The expression of REIC gene and protein is reduced in a number of immortalized cells and cancer cells and that in Gleason 8 to 10 prostate cancer cells is consistently negative.  Forced expression using adenoviral vector (AdvREIC) selectively induces apoptosis of cancer cells through the activation of the JNK-c-jun pathway mainly due to endoplasmic reticulum (ER) stress (Cancer Res. 2008, in press).  In our orthotopic tumor models with pre-established lung metastases using mouse prostate cancer cell line (RM-9), a single injection of AdvREIC directly into orthotopic prostate tumors demonstrated a dramatic anti-tumor effect on local tumors and increased mean survival time. Significant therapeutic effects on pre-established lung metastases were also observed following the injection of AdvREIC into the orthotopic tumor.  A phase I/II clinical study of AdvREIC in situ gene therapy for HRPC is now being reviewed by the Institutional Review Board. 

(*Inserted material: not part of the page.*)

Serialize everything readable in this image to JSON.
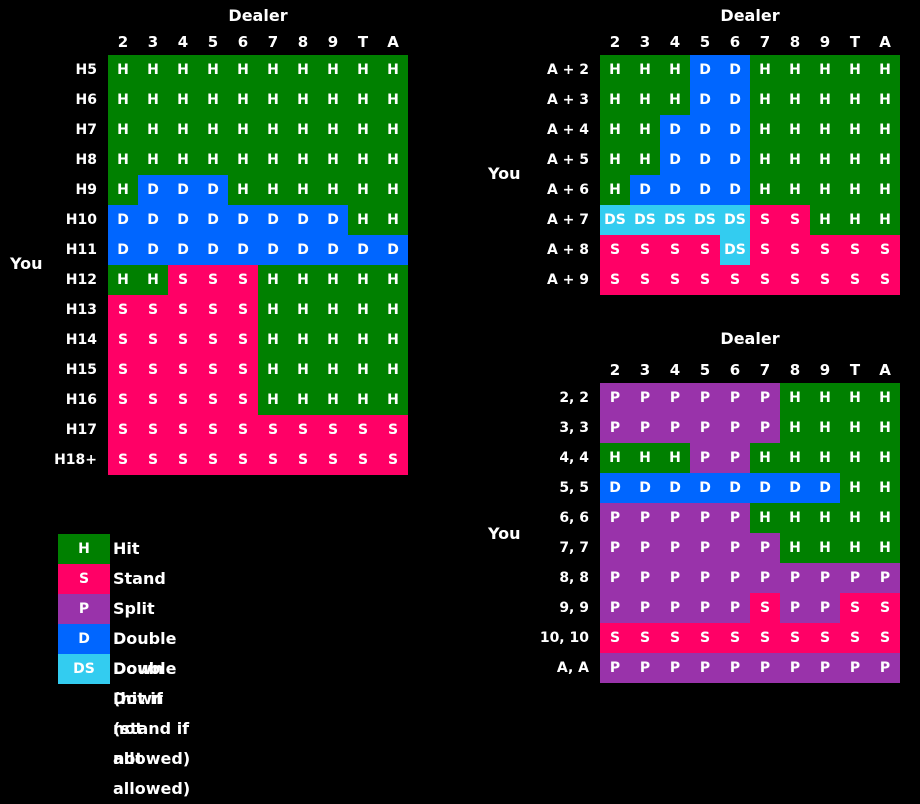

The recent studies mentioned above are mainly being conducted at the Innovative Center Okayama for Nanobio-targeted Therapy (ICONT), established within Okayama University in 2006.  ICONT is a unique university and industry cooperative organization supported by the Japanese Government, aiming at “Creation of Innovation Centers for Advanced Interdisciplinary Research Areas”.  Using gene delivery as the core technology, we are creating an innovative nanobio-targeted therapy as a 21st-magic bullet for cancer by integrating the molecular targeting and molecular imaging techniques.